While in Michigan, the best job Tom is able to find is at a sandwich shop. A large step down from sous chef. As the years go by, he adopts some hobbies including hunting, camping, brewing his own mead, and sweater knitting. During his hunting phase, he dresses everything in the house in carcasses of animals. And grows out lamb chop side burns. Violet has a moment where her professor misreads her signals and goes in for the kiss. This creates more unfunny issues. Jason Segal is also in danger of becoming the male version of Julia Roberts, right behind Hugh Grant.

They ultimately break up and try to proceed. Tom back in San Fran, with Violet staying in Michigan. MORE depression…

Here comes the spoilage, they eventually get together!!! Back to the goodness of this film. The opening is cute, where Tom has an elaborate plan to propose, during which flashbacks are inserted to show how they met at a costume party. Now jump to the end->  Violet has an argument with her sister Suzie (Alison Brie) while they use the voices of Elmo and Cookie Monster. Violet hatches an elaborate plan to propose to Tom. And if he accepts, they will get married right then. He does, they do, and it is truly heartwarming!

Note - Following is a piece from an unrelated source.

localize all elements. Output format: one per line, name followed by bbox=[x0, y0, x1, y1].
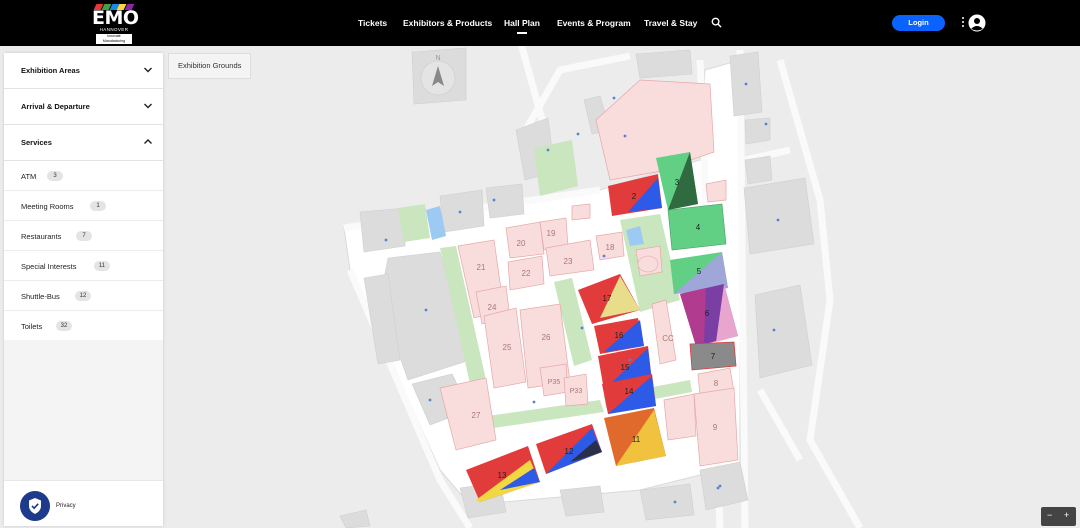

Jason, JuddNicholas, I expected more. The shock and awww… idea used in previous movies just doesn’t work here. Tom falling asleep in the snow and losing a toe. The aforementioned house covered in carcasses. Violet getting shot with a crossbow. Grandparents dying off before the wedding. Using Alex (Chris Pratt) as the abrasive comedic foil, he’s too abrasive. Oh yeah, forgot to mention he knocks up Suzie early in the movie and they end up married and ultimately ends up a good father and husband. Yet he retains too much abrasiveness to become likable. I’d rather see the characters die in a firey train wreck, then I might have some sympathy.